As soon as he was finished in the gym Damon moved away from the busier streets toward ones which were less well-equipped with eyes and ears, taking shortcuts whenever they became available and changing direction five times to make any attempted analysis of his movements virtually impossible. Then he called into a bar so that he could look up Lenny Garon’s address on the customers’ directory terminal.
He thought it best to move once more before getting down to the serious business of the day, so he slipped out into the street again and wandered into a run-down mall which had a row of terminal booths. All of them were empty.
Damon slotted one of the swipecards and immediately set to work, his fingers flying over the keyplate.

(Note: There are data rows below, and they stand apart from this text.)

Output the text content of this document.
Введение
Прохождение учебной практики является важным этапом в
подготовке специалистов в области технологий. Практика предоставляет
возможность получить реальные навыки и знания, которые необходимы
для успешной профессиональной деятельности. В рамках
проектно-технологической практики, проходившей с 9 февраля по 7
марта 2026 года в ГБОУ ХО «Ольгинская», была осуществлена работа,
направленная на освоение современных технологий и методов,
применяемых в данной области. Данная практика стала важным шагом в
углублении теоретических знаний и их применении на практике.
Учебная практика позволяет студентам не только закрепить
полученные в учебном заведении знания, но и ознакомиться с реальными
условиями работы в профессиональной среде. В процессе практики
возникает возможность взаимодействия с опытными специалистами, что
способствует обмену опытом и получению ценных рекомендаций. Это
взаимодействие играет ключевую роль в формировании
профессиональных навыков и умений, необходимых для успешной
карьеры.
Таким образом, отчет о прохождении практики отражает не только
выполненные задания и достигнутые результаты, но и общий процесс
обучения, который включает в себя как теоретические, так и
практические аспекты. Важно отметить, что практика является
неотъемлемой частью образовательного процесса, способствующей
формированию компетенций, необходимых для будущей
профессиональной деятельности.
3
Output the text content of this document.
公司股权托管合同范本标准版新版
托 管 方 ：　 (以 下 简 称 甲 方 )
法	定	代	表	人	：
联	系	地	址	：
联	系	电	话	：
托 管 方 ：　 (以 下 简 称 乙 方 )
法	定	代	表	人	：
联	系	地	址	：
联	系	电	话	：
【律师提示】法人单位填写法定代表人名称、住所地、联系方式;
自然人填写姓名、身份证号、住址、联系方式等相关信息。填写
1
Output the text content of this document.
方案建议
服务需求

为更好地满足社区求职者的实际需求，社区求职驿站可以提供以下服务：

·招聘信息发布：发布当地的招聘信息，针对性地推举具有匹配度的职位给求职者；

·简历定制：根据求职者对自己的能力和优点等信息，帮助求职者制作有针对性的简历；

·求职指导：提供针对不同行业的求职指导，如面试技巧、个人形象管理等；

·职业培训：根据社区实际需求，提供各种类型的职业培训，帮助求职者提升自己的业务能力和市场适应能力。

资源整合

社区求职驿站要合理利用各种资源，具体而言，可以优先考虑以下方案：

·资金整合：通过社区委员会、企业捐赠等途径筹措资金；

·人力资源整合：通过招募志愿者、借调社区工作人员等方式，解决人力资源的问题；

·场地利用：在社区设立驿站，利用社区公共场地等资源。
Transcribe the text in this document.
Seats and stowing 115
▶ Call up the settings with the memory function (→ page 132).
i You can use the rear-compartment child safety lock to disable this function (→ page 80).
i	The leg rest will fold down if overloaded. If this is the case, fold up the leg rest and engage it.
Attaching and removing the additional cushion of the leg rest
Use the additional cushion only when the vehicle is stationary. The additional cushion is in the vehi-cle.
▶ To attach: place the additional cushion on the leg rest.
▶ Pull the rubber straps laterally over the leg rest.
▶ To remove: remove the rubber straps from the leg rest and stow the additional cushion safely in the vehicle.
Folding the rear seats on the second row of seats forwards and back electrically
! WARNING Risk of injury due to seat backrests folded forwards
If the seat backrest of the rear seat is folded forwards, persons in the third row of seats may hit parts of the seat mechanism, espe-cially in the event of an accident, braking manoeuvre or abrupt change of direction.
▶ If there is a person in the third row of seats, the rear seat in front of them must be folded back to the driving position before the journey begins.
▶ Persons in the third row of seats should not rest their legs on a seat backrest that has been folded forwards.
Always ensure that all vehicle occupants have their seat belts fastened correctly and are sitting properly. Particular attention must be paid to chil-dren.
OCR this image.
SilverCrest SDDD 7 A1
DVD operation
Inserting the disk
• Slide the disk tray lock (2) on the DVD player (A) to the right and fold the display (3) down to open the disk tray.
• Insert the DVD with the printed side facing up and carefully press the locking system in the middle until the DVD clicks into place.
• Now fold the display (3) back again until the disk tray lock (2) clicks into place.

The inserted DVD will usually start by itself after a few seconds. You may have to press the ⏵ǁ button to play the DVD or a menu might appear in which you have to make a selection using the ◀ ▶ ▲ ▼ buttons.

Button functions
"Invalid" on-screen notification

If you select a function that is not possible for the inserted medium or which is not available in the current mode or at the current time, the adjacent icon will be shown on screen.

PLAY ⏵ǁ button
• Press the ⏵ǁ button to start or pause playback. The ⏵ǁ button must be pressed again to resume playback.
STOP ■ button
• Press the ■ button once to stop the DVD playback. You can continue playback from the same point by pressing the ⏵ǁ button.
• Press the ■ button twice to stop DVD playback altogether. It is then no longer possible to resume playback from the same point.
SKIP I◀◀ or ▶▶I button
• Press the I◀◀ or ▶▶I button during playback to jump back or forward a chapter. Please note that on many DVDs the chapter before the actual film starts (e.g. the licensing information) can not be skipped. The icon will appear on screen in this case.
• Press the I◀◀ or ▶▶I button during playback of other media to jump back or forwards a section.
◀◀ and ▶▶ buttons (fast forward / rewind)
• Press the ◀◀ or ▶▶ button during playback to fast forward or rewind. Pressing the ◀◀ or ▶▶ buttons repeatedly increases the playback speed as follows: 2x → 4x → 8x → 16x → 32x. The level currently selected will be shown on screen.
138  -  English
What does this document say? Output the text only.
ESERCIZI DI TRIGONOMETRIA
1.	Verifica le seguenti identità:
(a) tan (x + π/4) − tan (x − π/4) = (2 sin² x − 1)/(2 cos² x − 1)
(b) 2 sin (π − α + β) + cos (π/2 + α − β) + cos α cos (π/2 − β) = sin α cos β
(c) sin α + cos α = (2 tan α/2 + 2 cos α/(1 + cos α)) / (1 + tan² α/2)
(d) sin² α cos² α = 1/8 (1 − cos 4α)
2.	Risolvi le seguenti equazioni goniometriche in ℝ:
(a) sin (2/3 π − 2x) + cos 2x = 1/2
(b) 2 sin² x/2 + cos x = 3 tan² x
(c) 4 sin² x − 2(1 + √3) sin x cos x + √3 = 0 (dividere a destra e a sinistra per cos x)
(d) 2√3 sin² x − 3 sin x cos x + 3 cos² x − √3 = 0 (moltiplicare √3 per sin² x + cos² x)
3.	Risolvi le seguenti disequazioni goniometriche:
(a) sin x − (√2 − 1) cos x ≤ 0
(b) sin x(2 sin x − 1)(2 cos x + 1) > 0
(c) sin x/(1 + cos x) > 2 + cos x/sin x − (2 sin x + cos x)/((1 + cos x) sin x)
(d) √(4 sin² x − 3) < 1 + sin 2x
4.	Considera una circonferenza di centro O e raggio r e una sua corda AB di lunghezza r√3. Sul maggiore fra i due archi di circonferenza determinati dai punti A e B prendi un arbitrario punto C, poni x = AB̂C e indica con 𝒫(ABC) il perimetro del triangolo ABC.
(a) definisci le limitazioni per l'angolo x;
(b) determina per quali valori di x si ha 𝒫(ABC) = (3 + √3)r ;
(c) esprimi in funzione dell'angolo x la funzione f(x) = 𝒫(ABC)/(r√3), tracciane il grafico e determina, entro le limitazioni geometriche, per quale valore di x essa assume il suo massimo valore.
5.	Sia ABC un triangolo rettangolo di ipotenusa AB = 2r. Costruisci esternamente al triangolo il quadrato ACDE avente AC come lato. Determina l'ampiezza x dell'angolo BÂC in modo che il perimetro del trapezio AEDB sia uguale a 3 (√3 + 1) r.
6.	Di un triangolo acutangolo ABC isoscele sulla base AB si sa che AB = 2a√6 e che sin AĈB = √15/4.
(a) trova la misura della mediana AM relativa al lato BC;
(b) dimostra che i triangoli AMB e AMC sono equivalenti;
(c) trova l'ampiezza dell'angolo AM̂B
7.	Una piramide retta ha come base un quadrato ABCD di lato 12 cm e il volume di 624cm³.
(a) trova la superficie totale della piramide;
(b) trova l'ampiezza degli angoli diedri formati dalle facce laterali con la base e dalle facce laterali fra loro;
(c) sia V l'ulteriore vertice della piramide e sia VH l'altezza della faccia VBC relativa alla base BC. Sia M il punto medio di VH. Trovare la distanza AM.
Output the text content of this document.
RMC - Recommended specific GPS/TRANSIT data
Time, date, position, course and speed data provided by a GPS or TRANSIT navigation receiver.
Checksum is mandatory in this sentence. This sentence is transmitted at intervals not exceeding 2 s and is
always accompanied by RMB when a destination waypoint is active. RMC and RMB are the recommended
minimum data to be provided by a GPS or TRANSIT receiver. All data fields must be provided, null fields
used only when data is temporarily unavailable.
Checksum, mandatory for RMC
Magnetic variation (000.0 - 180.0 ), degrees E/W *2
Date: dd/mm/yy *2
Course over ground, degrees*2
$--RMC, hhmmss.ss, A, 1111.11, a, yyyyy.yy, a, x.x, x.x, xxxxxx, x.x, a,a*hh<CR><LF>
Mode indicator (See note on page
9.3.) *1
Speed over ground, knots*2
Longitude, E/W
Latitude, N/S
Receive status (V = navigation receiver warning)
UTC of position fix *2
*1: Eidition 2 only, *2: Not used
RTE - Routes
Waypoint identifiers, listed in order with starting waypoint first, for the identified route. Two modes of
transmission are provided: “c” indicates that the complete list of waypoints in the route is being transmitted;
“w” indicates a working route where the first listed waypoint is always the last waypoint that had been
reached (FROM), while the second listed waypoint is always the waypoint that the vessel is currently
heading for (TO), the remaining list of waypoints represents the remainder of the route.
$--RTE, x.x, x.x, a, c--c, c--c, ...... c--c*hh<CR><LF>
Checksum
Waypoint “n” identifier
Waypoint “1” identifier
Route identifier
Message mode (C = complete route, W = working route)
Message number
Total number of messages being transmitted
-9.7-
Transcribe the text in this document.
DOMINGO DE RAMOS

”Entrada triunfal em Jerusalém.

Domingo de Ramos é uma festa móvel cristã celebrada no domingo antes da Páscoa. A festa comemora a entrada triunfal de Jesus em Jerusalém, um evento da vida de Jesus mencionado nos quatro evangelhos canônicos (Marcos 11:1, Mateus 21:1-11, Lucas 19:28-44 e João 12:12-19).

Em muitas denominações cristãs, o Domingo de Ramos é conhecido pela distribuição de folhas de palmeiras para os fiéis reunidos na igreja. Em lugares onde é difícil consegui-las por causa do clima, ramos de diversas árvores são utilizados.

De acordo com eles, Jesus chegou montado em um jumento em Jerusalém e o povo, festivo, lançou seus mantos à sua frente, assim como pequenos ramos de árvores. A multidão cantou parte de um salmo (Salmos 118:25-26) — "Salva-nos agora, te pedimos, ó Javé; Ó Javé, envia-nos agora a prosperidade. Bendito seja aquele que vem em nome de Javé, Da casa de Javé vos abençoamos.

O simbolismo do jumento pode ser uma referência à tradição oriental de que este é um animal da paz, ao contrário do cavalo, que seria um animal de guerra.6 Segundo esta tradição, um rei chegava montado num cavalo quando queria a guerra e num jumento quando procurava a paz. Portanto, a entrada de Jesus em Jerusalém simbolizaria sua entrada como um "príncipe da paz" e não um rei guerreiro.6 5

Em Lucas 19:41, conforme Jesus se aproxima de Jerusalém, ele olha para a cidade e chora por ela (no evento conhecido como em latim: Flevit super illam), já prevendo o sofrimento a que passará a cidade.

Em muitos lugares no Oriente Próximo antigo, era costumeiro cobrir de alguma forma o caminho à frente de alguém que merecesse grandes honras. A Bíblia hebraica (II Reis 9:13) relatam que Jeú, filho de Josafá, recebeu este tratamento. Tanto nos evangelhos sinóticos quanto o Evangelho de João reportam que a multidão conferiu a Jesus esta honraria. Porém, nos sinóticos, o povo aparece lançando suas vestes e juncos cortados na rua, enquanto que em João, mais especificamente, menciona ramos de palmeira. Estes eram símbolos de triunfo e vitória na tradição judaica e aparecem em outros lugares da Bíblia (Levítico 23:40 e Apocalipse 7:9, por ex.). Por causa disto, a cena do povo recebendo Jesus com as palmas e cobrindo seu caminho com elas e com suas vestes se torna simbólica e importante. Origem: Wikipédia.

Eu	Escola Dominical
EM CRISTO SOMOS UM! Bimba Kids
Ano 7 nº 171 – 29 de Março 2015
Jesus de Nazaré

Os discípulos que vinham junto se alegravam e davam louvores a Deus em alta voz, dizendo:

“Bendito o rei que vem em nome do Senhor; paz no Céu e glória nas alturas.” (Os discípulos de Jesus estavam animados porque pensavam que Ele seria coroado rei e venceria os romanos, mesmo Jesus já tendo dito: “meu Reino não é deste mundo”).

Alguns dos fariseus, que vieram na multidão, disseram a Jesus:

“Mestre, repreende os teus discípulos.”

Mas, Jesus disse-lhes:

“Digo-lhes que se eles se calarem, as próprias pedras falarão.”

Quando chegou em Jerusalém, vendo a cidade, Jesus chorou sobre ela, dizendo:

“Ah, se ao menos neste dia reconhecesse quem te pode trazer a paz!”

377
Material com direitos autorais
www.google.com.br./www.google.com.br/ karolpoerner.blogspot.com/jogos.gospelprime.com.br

He knew that he had less than two minutes in which to make his mark, and that he wouldn’t be able to do much more than five minutes’ worth of sabotage—but the evening traffic was already building up and five minutes would be enough to store up a wealth of trouble.
When he emerged from the mall again every traffic signal for at least a kilometer in all directions was on green, and the jams were building up at every intersection.
He’d estimated that five minutes of downtime ought to be enough to snarl up at least twenty thousand vehicles, creating a jam so tight that it would take at least an hour to clear. The pavements were jamming up almost as badly as the gridlocked vehicles, and tempers were soaring in the late afternoon heat with amazing rapidity.
Damon kept on ducking and dodging until he was certain that he was free and clear of all humanly possible pursuit, and then he began the painstaking business of making his way across town to his destination—the destination that had been coded into the flicker affecting his domestic VEs.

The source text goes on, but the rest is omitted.